DIANTE DA MINHA JANELA
Ontem, parada diante da minha janela, entretida com o nada, eu me perdia (ou me encontrava) enquanto olhava a vida passar.
De repente uma cena interessante, chamou minha atenção: Rabinos com idumentária inconfundível, oravam em frente ao East River. A tarde começava a cair, e poderia ser uma cena comum, já que todos os dias, nesse horário, muitos judeus, vem a beira do rio, fazer suas orações. Mas, ontem, era diferente. Eles haviam trazido em ônibus escolares, aqueles de cor amarela, dezenas de crianças, todas vestiam seus quibás, e repetiam os gestos feito pelos rabinos, com muito interesse e respeito.
As crianças se mostravam compenetradas na ação. E isso deixou-me encantada.
Porém, a cena, não me causou admiração. Hoje, conheço um pouco a cultura judaica, e posso perceber o quanto, esse povo se empenha em cultivar nas crianças as suas tradições.
Tenho um genro judeu, e sou convidada por sua família para os jantares comemorativos do Rosh Hashanah, da Pessach, ou para os Shabat, que acontecem todas as noites de sexta-feira.

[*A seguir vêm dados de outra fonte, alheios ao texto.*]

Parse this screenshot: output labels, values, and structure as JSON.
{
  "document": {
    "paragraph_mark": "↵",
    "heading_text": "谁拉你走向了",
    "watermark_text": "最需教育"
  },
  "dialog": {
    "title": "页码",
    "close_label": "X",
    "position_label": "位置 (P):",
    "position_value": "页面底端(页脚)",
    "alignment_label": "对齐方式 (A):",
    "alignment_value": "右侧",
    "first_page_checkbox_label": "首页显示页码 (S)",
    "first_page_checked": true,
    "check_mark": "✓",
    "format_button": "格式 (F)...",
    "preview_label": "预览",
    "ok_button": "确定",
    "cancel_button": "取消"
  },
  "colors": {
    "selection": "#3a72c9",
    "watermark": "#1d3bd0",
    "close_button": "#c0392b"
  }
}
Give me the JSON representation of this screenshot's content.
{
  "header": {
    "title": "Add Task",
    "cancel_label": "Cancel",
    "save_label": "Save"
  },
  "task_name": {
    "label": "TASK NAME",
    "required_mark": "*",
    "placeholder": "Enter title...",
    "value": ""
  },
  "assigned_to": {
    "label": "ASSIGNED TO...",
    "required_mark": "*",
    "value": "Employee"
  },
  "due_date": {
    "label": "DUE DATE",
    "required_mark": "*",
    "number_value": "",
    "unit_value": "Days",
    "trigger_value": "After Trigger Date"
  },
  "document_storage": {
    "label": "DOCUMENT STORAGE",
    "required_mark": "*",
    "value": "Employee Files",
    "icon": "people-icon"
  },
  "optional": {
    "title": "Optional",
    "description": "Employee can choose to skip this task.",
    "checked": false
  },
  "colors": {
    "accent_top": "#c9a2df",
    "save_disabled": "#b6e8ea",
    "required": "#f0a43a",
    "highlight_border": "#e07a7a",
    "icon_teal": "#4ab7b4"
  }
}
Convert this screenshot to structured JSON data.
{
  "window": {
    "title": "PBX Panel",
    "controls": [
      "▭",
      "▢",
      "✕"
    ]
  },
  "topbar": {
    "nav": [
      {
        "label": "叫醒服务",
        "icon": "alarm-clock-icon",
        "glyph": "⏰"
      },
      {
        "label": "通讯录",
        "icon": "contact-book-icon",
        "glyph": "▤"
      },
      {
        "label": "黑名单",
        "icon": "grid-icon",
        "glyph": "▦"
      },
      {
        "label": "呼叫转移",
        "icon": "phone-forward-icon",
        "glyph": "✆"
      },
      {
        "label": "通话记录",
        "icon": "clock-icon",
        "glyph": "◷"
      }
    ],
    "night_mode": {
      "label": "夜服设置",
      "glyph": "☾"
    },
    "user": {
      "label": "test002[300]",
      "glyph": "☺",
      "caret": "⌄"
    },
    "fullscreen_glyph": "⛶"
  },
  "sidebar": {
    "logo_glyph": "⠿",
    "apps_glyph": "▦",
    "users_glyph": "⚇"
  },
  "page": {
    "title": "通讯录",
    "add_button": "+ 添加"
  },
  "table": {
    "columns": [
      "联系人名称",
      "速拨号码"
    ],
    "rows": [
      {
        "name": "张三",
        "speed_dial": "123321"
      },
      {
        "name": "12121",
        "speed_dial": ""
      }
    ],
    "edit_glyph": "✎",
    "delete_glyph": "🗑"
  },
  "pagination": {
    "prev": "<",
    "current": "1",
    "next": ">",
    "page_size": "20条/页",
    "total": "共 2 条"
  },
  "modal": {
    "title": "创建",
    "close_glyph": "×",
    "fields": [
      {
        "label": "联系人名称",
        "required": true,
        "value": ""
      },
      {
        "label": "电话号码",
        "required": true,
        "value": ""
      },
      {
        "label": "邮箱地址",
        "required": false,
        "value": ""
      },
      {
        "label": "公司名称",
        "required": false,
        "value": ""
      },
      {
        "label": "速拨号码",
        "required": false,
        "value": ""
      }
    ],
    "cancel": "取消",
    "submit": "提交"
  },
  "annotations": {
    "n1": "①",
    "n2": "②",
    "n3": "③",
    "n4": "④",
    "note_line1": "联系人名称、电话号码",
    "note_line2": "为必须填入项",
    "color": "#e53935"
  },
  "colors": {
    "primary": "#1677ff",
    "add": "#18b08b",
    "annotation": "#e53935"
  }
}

Nessas ocasiões, o que mais gosto, é ver o encontro de crianças, jovens, adultos e idosos, em volta de imensas mesas, todos muito participativos e alegres.
Momentos antes de ser servido o jantar, as tradições são feitas com a partipação de todos, desde a criança ao idoso.
As orações, mesmo sendo no idioma hebraico, não me impedem de sentir, as bençãos, que se derramam sobre todos que ali estão.
Parada em frente a minha janela, olhando aquela demostração de fé de um povo, lembrei-me, de uma tia avó de meu genro. Ela morreu no ano passado, já bem idosa.
Eu gostava muito de sentar-me ao lado dela nos jantares comemorativos. Pois, a riqueza que havia em suas histórias, daria um belo livro, ou quem sabe muitos livros.
Ela veio refugiada da Polônia. Onde, ela e seus familiares sofreram coisas inimagináveis, a quem não conheceu o terror da guerra.
Antes de chegar ao Brasil, morou em Paris. Era uma pessoa de vasta cultura, poliglota, e conhecedora da história nos livros e algumas na prática.
Uma pessoa, com quem se aprende tanto, de um valor interior sem fim.
Tinha tanto para contar, pois muito viveu.
Me lembro que, certa ocasião, perguntei a ela, o que guardou de toda a loucura que foi a segunda grande guerra, e ouvi a seguinte resposta:
"O que mais aprendi foi o valor do perdão. Se não perdoasse, me igualaria ao idealizador da guerra. Perdoei, e segui em frente. Guardo na memória o último olhar de amor do meu pai, minha mãe, e meu irmão, ao entrarem no vagão do trem, que os levariam a morte nas câmeras de gás. Com a imensa dor da perda de todo meu núcleo familiar, aprendi que na vida cada um dá o que tem. Meu pai e minha mãe, tinham amor, generosidade, honra, e foi com esses valores aprendidos com eles, que perdoei e segui em frente. Disposta a contar para o maior número de pessoas as atrocidades que vi, e vivi. Não, para me fazer de vítima, pois, assim não me sinto, tudo que passei me fortaleceu, mas, para não deixar cair no esquecimento, e quem sabe, semear o valor da paz em cada mente e coração".
Guardo com muito carinho a figura dessa mulher forte como uma rocha, ao mesmo tempo que suave feito uma rosa.
Me lembrei muito dela, ao ver a cena, ali às margens do grande rio, e percebi o quanto as tradições são importantes para esse povo que sobreviveu ao Holocausto, e permanece unido e cheio de fé.
Observei, as crianças, junto a natureza, alimentar a esperança e a fé em suas crenças. E a respeitar a sabedoria dos mais velhos.
Pensei comigo mesmo: um olhar mais demorado em uma cena vista de minha janela, quantas recordações e aprendizado podem render.